OK, so, I'm supposed to solve the differential equation $$\frac{dy}{dx} = \frac{y+2x}{y-2x}$$ by making the substitution $y = ux$, to make the equation separable. Then $$\frac{dy}{dx} = u + x\frac{du}{dx},$$ which changes the equation to $$\frac{1}{x} dx = \frac{2-u}{u^2-3u-2}du,$$ and then by integrating I get $$\ln|x|+C = \frac{1}{2\sqrt{17}} \left[ (1-\sqrt{17}) \ln\,\left| u-\frac{3+\sqrt{17}}{2}\right| - (1+\sqrt{17}) \ln\, \left|u-\frac{3-\sqrt{17}}{2} \right| \right].$$
Assuming I did that correctly, my question then becomes: if I resubstitute in for $u \ldots$ is that it? I don't think I can isolate $y$ from this, and Wolfram|Alpha seems to agree with me. I mean, is this implicit solution acceptable?

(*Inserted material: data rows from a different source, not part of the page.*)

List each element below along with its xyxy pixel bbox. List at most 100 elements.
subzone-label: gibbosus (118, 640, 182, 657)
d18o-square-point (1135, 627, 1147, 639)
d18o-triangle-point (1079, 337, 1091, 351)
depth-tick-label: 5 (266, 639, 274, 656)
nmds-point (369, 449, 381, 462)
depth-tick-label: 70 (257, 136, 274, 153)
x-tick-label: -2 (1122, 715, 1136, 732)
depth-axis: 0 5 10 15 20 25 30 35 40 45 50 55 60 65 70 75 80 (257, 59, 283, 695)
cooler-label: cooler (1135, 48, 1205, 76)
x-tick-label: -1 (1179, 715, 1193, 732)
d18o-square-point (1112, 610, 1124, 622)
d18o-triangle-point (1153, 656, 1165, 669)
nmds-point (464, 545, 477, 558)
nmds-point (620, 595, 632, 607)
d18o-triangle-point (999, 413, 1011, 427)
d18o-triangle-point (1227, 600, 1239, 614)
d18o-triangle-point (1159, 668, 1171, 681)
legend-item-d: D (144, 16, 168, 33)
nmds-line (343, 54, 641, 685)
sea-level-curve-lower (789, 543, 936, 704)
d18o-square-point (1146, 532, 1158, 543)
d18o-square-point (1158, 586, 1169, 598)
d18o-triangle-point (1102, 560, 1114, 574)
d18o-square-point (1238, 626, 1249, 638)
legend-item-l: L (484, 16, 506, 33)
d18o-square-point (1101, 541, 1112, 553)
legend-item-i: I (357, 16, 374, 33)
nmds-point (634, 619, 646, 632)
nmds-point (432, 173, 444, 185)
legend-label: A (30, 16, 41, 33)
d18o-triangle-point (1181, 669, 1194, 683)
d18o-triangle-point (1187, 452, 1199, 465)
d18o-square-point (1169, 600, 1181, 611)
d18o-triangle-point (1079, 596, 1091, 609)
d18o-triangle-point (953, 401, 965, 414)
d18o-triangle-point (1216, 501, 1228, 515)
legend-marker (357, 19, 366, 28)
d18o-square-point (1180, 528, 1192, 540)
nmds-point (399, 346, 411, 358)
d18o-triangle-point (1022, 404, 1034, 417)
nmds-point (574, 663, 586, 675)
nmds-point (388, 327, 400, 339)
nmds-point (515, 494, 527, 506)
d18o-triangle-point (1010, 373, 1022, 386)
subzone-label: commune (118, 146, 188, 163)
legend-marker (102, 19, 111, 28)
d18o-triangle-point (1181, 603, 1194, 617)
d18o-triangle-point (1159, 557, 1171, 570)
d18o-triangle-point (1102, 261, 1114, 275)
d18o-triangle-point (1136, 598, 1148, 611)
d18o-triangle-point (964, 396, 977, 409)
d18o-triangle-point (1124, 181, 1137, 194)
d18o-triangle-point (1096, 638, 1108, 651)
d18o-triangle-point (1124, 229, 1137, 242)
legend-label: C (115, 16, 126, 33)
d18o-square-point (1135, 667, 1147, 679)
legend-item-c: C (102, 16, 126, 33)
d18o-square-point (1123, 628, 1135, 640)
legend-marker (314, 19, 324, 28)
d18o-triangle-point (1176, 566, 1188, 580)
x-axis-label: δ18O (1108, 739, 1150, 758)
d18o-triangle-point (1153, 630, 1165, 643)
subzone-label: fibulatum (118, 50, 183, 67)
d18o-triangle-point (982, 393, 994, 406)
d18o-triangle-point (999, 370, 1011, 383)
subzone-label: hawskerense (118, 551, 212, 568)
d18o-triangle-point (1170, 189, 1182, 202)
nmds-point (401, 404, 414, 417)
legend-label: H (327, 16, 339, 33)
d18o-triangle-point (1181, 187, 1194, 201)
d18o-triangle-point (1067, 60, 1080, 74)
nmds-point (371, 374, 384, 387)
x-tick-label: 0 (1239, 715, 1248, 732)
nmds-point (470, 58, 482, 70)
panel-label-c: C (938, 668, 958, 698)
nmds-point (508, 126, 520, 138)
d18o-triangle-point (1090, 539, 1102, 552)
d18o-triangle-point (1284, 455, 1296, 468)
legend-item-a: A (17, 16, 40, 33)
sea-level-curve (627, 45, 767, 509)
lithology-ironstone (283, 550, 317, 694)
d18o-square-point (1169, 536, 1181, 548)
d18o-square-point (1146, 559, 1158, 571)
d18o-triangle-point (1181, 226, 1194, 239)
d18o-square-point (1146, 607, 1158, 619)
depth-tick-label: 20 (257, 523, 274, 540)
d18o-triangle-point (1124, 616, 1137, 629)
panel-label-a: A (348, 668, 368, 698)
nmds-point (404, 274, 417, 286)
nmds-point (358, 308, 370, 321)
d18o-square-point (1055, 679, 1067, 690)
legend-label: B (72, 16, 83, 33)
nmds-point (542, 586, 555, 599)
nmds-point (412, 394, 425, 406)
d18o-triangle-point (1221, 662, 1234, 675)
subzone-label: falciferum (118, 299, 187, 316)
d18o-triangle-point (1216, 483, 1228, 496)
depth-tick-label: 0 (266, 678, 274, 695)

This isn't the whole story, however; I've found two linear solutions, $$y = \left(\frac{3 \pm \sqrt{17}}{2}\right)x,$$ to the differential equation essentially by showing that $d^2y/dx^2 \rightarrow 0$ as $x\rightarrow\pm\infty$ and then subtituting $y=Ax$. Notwithstanding the fact that it yielded correct solutions, though, I can't vouch for the validity of this method, as I already knew that those were correct and invented some fanciful method for deriving them... If this has any value to it, some basic instruction would be enormously appreciated.